Brimstone Howl: Big Deal. What’s He Done Lately?

Brimstone Howl
Big Deal. What's He Done Lately?
Alive
2009-11-24

Most musicians take pride in getting better at playing their instruments, as if virtuosity was the whole point of making music. That’s all well and good, but if that was the case Brain Salad Surgery would be hailed as the greatest accomplishment in rock and roll. Fortunately, the fellers in Brimstone Howl, after two solid slabs of garage goodness — 2007’s Guts of Steel and 2008’s We Came In Peace — realized they could keep getting better, or they could get better at sounding shittier. They’ve opted for the latter with Big Deal. What’s He Done Lately?, and as a result, they’ve delivered their first album that truly lives up to their up-from-the-bowels-of-hell name. Big Deal is a needle-in-the-red treat.

The band — John Ziegler (guitar, vocals), Nick Waggoner (guitar), Calvin Retzlaff (drums), and Austin Ulmer (bass) — know it too, proudly asserting in the brief liner notes that Big Deal is a “major episode of regression. Ha ha!” In an era when too many — outside of who, Billy Childish? Beatles cover bands? — is trying to push the ball forward, it’s almost a relief to hear a band acknowledge that 1965 is still a relevant touchstone for us here in the second decade of the 21st century.

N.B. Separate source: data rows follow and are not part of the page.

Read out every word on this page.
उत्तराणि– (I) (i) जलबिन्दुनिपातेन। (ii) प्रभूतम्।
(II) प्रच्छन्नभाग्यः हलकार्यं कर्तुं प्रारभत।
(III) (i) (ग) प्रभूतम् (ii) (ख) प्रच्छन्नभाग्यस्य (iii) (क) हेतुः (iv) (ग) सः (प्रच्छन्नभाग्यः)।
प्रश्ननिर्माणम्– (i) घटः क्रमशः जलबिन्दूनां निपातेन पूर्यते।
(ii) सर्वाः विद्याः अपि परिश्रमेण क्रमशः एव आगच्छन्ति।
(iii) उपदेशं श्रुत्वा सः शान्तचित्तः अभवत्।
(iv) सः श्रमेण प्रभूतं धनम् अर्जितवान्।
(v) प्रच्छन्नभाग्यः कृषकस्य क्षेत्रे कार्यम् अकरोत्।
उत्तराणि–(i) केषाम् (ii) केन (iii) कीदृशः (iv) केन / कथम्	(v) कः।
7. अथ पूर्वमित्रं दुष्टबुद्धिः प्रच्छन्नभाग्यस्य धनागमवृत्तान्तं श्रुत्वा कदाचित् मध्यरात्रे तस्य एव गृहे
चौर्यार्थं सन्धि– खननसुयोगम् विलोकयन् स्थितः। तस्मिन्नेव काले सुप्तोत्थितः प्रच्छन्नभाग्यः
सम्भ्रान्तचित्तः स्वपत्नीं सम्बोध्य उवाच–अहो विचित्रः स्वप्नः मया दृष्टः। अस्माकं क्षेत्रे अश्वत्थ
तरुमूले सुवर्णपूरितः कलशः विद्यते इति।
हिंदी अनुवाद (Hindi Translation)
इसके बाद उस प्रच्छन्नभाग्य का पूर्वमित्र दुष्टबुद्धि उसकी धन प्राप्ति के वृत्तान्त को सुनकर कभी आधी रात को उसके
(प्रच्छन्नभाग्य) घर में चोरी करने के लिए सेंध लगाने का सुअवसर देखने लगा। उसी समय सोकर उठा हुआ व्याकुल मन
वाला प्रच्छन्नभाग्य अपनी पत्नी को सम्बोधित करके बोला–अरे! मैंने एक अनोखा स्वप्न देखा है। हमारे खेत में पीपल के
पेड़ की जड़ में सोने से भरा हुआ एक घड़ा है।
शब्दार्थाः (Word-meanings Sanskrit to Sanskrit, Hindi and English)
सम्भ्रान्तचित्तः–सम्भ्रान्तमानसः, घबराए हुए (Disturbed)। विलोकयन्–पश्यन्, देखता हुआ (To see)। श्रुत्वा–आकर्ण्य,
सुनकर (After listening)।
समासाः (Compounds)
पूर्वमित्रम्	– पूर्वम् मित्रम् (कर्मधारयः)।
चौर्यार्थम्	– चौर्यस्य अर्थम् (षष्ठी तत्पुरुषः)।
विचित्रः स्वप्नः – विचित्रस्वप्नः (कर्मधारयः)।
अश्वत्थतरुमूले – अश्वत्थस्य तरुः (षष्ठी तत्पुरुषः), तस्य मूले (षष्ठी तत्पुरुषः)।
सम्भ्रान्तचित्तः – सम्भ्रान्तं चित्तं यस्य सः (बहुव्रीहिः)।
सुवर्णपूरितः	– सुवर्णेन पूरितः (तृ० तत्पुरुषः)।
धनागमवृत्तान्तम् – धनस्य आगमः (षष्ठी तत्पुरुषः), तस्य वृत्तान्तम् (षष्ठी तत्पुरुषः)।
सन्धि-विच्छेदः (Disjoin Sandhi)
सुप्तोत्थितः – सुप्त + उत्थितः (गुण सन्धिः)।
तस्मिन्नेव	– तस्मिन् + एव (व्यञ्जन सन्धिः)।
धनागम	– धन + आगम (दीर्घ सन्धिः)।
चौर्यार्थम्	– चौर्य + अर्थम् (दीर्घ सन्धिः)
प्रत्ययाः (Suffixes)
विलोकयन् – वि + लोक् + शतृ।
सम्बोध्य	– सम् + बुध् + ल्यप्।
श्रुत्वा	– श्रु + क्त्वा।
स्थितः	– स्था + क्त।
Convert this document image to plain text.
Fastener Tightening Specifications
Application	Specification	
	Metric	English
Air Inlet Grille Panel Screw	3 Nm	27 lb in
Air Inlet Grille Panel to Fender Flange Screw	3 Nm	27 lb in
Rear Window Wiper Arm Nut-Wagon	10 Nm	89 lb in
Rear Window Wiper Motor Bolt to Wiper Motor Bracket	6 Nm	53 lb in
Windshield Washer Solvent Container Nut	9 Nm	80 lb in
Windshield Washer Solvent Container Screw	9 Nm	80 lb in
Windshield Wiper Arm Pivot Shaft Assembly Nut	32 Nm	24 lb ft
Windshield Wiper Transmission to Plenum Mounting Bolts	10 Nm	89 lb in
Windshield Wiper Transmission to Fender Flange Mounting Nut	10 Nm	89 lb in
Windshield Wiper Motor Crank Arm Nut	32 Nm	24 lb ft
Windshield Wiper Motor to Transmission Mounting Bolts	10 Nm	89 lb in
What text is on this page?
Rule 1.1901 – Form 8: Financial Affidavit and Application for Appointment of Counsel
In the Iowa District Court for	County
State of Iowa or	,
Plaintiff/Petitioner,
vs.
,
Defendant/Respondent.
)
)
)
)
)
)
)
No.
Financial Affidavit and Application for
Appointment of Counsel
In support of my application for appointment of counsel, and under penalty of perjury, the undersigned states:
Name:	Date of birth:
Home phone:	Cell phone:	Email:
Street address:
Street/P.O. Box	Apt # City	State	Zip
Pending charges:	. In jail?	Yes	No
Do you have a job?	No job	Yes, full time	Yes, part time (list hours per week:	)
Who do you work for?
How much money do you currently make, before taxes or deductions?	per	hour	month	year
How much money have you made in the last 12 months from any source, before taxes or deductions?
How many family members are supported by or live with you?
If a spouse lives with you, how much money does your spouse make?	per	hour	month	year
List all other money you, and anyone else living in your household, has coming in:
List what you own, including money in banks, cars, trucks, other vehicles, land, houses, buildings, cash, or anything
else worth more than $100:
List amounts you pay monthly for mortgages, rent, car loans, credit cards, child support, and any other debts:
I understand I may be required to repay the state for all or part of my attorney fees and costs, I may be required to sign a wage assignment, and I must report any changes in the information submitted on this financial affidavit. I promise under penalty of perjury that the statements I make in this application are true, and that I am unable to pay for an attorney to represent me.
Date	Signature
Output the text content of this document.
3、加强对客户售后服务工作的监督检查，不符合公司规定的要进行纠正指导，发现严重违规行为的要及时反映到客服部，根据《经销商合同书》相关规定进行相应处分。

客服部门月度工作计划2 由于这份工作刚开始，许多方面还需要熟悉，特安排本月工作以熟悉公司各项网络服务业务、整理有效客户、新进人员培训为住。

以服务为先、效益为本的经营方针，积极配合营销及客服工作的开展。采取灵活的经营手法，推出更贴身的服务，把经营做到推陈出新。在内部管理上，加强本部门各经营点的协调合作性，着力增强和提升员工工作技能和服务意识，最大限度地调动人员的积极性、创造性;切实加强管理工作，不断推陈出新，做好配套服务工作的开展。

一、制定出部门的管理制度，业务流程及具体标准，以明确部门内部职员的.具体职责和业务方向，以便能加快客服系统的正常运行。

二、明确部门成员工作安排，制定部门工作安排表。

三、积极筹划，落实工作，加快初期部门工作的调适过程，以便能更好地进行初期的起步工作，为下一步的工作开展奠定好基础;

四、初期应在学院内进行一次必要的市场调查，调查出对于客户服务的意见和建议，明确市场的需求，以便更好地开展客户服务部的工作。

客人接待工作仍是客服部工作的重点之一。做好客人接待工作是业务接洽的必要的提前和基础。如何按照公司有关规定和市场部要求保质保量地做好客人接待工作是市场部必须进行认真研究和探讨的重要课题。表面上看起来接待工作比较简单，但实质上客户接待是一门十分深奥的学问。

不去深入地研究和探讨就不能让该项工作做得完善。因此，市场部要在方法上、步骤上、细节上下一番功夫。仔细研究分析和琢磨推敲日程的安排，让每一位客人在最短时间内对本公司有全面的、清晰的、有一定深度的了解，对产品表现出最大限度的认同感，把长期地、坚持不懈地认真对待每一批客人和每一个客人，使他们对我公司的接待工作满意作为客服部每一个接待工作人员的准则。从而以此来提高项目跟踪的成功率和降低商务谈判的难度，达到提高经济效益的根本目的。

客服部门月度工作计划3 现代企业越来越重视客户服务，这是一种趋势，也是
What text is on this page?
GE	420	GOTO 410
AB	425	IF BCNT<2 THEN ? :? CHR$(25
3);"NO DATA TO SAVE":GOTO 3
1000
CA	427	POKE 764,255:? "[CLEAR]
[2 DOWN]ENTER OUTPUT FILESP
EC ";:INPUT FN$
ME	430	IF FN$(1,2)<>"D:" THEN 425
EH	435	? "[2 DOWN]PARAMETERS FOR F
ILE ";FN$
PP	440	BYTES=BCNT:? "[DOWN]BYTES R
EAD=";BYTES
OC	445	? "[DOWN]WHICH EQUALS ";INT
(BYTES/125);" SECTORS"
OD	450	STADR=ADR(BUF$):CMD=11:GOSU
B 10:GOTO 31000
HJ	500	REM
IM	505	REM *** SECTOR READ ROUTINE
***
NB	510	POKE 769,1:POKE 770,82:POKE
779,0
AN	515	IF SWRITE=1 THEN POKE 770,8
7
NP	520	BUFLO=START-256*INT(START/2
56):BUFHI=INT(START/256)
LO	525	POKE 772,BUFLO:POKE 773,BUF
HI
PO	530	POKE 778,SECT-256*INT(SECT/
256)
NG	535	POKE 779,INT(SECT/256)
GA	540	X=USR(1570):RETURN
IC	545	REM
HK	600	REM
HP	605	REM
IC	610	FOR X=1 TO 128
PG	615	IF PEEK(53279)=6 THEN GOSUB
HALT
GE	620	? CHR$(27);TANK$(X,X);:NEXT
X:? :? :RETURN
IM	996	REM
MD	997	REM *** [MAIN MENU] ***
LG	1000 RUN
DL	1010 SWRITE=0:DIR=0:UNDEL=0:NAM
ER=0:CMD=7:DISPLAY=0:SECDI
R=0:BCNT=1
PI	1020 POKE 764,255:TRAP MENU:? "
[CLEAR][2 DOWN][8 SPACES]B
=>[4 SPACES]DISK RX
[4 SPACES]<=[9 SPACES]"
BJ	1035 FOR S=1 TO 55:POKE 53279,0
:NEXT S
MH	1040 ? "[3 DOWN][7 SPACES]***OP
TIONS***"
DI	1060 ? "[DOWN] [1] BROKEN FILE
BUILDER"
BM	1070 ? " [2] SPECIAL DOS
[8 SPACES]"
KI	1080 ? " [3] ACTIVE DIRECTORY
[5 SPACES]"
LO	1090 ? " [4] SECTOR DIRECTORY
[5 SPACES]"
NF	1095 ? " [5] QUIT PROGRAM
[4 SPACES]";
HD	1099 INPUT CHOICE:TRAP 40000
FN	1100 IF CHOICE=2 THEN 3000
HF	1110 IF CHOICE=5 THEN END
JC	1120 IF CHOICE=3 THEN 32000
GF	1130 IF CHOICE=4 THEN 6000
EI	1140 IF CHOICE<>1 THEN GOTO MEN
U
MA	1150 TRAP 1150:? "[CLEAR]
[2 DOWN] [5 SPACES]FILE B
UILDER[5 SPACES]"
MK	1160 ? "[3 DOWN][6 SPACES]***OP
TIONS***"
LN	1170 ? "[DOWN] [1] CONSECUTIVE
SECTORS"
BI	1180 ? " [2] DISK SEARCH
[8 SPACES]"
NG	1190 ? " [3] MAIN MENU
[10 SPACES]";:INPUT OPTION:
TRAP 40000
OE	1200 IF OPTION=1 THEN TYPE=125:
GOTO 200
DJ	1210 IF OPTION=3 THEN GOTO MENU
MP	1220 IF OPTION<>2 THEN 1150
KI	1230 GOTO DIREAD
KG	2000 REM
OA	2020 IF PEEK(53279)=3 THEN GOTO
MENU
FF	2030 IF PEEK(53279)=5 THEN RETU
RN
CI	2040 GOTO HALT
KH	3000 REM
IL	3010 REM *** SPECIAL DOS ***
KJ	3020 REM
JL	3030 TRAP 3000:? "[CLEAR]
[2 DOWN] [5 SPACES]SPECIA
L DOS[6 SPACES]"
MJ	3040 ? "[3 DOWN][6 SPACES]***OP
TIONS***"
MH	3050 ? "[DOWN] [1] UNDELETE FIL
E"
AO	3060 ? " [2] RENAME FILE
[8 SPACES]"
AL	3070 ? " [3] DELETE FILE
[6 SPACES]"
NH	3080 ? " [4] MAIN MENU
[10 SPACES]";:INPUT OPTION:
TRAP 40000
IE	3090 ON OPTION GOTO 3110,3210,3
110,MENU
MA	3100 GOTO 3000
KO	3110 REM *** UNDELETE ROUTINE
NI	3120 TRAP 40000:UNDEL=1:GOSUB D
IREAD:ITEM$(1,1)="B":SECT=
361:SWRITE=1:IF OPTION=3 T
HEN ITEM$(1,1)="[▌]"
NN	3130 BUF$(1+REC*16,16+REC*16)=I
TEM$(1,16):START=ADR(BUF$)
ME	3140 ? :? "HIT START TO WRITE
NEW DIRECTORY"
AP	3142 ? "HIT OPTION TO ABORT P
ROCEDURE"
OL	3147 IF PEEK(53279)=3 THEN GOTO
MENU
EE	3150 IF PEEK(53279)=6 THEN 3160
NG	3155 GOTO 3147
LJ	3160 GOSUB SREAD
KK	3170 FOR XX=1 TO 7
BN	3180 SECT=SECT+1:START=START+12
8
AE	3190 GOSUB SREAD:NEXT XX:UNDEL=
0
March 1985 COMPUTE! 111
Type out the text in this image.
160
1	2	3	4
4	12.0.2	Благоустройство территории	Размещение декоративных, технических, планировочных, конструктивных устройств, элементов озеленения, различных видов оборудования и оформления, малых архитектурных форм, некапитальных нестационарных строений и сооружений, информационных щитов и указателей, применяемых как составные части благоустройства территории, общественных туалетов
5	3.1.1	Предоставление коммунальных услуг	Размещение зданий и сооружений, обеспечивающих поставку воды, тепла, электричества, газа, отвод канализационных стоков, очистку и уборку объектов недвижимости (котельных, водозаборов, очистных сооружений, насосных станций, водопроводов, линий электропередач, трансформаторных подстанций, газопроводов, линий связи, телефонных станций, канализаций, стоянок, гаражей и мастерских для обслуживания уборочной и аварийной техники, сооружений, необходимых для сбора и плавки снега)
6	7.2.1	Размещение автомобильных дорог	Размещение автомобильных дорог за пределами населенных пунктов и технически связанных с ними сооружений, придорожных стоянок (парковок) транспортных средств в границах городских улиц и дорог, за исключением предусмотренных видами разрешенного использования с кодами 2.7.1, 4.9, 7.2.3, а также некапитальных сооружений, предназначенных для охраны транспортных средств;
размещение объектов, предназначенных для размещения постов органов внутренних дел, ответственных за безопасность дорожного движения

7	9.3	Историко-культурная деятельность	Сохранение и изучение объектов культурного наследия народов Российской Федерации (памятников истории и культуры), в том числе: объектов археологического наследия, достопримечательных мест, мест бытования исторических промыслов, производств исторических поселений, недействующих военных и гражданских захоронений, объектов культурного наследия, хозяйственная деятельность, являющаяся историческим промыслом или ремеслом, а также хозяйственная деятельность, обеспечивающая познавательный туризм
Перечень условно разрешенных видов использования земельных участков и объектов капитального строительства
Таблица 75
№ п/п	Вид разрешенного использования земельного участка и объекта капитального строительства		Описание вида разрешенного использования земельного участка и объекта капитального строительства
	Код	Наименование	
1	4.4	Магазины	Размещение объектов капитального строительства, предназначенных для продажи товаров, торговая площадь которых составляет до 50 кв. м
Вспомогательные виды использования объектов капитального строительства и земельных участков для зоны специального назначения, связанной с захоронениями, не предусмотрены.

So yeah, Brimstone Howl ain’t reinventing the wheel here, but they are celebrating rock ‘n’ roll with their everything-all-the-time ethos. “Last Time” unabashedly recalls the Del-Vetts’ classic Nugget “Last Time Around”. “Easter at the Lewises'” is a goofy country piss-take with origins in Exile on Main Street. Ziegler does his best Nick Cave impression (“Now I’ll find my way into the light!”) on “Elation”. The band eases up on the throttle long enough to cop a Byrds-y chime on “Final Dispatch” and the vaguely psychedelic “End of the Summer”, where the band offers an apt, if verbose, mission statement: “It’s alright to be Neanderthal, childish and atavistic, even a little wistful.” The foursome close with “La Loba”, which opens with some Jesus and Mary Chain fuzz (an inescapable comparison when a band trafficks in this sound) before spinning into a dusty Western celebration of (best I can tell) the 1965 Mexican horror film of the song title (aka She-Wolf). Hey, with the monoculture breathing down our collective neck, somebody’s gotta rep for trash culture. Brimstone Howl are out there living it up for all us sinners.

Of course, it helps that these guys are dead serious about having fun and rocking — Big Deal wouldn’t work as well as it does without their full commitment. Taken as too much of a lark and Brimstone Howl’s shtick falls into parody. Rock and roll has its ebbs and flows of popularity and cultural relevance, but as long as keepers of the flame like Brimstone Howl are around, the scene will be okay. And that’s a big deal.